Senate clears tax reform bill
Following hours of long debate reaching late into the night, the Senate passed its version of the “Tax Cuts and Jobs Act” by a partisan vote of 51-49. In addition to all Democratic Senators, Senator Bob Corker was the lone Republican Senator to vote against the bill, citing impact on the federal deficit.
The good news is that the Senate version of the bill retains the Low-Income Housing Tax Credit (LIHTC) and the tax exemption on private activity bonds, including multifamily Housing Bonds, which are essential for the production of roughly half of Housing Credit developments because they trigger the 4% credit.
The Senate bill also includes several modifications to the Housing Credit, including:
- Expand the Housing Credit general public use requirement exception to include veterans; and
- Treat rural areas as difficult development areas for purposes of receiving a basis boost. This provision is offset by reducing the maximum basis boost for all types of boost-eligible developments from 130 to 125 percent. The reduced basis boost could make some properties financially infeasible.
However, the Senate-passed bill does not include the various no-cost provisions of the Affordable Housing Credit Improvement Act,
S. 548, that were in the bill as reported by the Senate Finance Committee.
The next step is for the two chambers (House and Senate) to reconcile the differences between their bills. The House is expected to vote to proceed to a conference on Monday evening, and the industry expects negotiations to begin in earnest next week. It is also still possible that the House will forego a conference and instead vote on the Senate-passed version of the bill; however, at this point indications are that they will seek to conference their bills.
The top priority for NAHMA and industry partners is the preservation of multifamily Housing Bonds, which face risk of elimination. NAHMA will provide a NAHMAnalysis on the House and Senate bills, as well as a grassroots alert, to members next week.

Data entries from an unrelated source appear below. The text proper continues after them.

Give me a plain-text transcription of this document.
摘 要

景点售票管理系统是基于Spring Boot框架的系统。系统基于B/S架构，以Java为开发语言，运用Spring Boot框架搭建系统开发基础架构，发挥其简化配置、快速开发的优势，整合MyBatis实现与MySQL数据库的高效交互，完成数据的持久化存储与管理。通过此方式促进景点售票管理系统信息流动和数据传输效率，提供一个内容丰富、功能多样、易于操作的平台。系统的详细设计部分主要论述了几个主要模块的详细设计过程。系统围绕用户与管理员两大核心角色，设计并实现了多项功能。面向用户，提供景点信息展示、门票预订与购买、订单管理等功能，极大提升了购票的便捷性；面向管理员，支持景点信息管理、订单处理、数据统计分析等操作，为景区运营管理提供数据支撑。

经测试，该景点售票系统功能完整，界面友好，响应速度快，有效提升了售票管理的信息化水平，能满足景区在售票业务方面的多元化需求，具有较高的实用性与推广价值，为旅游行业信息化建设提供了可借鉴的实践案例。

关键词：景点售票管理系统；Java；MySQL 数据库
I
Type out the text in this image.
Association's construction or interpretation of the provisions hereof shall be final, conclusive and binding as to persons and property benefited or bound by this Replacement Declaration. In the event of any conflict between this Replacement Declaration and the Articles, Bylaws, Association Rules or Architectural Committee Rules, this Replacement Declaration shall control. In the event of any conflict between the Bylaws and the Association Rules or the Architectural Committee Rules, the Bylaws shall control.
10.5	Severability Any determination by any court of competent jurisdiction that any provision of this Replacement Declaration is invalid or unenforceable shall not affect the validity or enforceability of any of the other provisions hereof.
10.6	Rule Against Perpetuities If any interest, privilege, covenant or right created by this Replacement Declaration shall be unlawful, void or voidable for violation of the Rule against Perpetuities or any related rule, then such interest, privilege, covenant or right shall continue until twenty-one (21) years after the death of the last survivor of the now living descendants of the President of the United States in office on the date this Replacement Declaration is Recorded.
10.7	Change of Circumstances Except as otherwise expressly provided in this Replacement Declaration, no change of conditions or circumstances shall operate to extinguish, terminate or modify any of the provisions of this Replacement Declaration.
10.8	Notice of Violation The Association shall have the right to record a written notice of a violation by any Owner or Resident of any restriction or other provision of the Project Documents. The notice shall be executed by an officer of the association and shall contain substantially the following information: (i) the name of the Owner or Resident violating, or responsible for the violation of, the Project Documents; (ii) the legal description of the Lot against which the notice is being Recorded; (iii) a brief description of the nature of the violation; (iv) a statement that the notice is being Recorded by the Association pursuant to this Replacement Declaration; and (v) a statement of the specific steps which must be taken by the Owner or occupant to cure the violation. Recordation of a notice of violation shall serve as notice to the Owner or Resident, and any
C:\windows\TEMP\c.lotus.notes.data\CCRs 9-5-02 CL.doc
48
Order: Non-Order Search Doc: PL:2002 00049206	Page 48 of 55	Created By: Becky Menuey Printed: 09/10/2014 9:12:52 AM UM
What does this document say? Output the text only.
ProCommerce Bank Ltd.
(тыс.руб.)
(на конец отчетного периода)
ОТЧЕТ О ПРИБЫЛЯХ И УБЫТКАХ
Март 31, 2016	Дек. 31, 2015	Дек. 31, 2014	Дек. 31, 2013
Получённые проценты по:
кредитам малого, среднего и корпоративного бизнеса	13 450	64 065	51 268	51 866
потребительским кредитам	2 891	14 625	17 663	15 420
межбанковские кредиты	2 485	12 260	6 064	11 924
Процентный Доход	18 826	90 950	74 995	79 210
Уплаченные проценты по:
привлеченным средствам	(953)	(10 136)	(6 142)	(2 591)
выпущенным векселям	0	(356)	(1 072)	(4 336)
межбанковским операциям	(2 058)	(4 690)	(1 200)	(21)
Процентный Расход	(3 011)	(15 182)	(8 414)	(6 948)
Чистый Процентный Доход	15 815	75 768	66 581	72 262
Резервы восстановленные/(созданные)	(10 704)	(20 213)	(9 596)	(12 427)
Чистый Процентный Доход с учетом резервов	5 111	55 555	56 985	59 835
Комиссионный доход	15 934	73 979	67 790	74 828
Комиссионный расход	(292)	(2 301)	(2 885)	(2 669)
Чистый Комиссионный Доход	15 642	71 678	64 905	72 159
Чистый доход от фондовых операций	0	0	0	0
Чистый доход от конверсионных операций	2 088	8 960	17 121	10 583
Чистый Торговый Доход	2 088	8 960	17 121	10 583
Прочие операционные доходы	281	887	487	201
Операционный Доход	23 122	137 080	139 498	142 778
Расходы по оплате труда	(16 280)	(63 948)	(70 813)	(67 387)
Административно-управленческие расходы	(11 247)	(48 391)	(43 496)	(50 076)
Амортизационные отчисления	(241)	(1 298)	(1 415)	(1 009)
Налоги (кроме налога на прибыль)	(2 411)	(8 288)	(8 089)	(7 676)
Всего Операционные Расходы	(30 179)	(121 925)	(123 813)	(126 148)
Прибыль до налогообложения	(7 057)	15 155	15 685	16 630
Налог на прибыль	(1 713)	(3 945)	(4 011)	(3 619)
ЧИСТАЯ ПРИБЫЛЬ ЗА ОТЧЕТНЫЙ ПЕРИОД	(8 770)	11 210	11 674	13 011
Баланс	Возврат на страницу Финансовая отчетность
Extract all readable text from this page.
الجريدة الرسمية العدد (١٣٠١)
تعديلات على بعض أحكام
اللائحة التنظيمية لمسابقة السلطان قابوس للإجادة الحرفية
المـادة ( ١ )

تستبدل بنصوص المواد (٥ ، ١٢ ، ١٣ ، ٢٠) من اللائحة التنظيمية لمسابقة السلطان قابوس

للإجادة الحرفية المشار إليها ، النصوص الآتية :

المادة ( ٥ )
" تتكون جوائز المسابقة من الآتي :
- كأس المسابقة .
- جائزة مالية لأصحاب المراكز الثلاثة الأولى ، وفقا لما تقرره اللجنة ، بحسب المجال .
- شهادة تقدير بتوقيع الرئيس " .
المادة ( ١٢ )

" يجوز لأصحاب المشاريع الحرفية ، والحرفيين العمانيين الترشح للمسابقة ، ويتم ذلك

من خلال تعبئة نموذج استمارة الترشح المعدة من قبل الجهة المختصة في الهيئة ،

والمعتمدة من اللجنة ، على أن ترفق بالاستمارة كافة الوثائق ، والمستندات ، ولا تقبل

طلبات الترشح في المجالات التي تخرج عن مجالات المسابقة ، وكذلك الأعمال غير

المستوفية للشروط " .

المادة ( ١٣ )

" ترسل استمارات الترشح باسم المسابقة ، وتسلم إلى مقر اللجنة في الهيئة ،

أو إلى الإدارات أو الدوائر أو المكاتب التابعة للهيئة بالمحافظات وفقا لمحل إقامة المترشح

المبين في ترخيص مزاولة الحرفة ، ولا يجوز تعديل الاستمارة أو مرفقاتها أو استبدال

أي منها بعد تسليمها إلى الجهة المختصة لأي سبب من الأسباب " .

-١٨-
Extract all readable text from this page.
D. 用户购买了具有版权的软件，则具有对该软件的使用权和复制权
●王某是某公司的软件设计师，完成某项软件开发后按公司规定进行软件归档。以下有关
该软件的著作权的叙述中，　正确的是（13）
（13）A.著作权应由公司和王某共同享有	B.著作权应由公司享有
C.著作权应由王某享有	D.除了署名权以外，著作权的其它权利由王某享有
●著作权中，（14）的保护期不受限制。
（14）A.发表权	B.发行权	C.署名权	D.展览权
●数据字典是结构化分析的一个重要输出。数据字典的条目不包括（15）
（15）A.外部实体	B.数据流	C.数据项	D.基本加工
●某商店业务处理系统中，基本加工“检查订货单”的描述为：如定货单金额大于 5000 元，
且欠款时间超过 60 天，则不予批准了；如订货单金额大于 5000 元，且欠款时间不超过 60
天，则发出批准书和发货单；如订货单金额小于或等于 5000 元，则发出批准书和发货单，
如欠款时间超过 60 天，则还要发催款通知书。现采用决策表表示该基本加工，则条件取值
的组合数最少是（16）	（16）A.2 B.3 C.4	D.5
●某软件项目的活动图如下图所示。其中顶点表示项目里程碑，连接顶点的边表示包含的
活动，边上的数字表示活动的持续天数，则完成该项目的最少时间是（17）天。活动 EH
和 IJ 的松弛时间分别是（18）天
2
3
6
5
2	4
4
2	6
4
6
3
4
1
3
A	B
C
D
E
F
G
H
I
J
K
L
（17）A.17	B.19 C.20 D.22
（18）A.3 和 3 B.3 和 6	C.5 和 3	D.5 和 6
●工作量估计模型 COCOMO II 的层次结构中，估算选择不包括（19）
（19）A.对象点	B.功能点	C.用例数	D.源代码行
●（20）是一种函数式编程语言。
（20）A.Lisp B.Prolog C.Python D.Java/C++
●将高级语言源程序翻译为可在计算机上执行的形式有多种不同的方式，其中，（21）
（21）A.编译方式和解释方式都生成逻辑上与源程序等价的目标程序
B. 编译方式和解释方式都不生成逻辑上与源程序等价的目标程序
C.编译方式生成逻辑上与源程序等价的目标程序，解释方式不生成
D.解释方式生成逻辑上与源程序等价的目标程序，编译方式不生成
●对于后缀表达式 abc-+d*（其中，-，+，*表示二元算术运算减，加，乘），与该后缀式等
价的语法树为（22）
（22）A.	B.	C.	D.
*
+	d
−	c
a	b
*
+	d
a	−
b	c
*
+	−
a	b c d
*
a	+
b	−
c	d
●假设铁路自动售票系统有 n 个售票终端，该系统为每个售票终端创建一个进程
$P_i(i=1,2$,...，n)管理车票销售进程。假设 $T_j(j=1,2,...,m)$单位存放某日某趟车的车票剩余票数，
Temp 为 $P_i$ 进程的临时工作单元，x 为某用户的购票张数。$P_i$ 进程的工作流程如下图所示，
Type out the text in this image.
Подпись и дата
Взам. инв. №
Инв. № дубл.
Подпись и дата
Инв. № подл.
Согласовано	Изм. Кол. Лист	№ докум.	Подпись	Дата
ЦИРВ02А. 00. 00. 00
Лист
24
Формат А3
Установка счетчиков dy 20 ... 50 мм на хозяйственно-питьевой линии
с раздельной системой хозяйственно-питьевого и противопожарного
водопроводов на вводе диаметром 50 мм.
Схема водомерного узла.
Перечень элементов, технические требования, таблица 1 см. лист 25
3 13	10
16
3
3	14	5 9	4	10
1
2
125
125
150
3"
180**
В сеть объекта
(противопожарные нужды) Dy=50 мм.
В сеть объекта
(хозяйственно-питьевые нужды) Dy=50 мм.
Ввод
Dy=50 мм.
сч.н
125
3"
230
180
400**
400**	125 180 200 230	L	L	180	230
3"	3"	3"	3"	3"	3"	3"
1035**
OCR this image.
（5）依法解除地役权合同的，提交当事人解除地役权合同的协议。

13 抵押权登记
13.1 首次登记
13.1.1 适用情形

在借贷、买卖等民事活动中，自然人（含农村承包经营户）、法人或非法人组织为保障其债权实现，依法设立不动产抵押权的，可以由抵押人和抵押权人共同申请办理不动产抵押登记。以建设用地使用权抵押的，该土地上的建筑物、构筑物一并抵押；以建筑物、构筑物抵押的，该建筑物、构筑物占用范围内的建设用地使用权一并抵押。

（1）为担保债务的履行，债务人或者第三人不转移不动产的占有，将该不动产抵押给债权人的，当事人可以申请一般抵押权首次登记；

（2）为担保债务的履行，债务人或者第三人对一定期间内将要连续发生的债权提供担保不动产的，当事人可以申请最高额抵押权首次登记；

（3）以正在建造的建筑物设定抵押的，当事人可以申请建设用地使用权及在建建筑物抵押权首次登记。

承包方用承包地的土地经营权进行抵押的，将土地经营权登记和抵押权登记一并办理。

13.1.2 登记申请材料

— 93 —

Key HUD nominees advance through Committee as General Counsel Appointee remains in limbo
This week, the Senate Committee on Banking, Housing, and Urban Development
voted to advance three key HUD nominees: Brian Montgomery, of Texas, to be Assistant Secretary for Housing – Federal Housing Commissioner; Robert Hunter Kurtz, of Virginia, to be Assistant Secretary for Public and Indian Housing; and Suzanne Tufts, of New York, to be Assistant Secretary for Administration.
The nominations head to the full Senate floor next for final approval. Meanwhile, the nomination of J. Paul Compton to serve as HUD’s General Counsel has stalled following the President’s appointment in May and the Senate Banking Committee’s approval vote in July.
Spending negotiations, disaster recovery debates continue as fiscal deadline approaches
With congressional attention focused on tax reform and few working days left before the holidays, lawmakers are unlikely to complete a long-term spending package before the December 8
th deadline. Instead, legislative leaders may consider another short-term Continuing Resolution (CR) to buy more time for negotiations.
The stopgap bill under discussion would extend the current CR by an additional two weeks at Fiscal Year 2017 levels, until December 22
nd, raising the stakes around the holidays. The fiscal deadline brings urgency to other issues wrapped into the current CR, such as the debt limit and the expiring national flood insurance program.
The spending bill may also omit additional disaster recovery funding, a sticking point for lawmakers from coastal states. Testifying in a House Appropriations Subcommittee
hearing this week, Federal Emergency Management Agency (FEMA) Administrator Brock Long told Congress that the 10-year formula for calculating disaster relief funding was skewed from consecutive years without major hurricanes landfalls, leaving the recovery efforts reliant on supplemental funding bills passed by Congress. Long expressed concern that emergency appropriations bills could become “the new normal” for disaster recovery funding.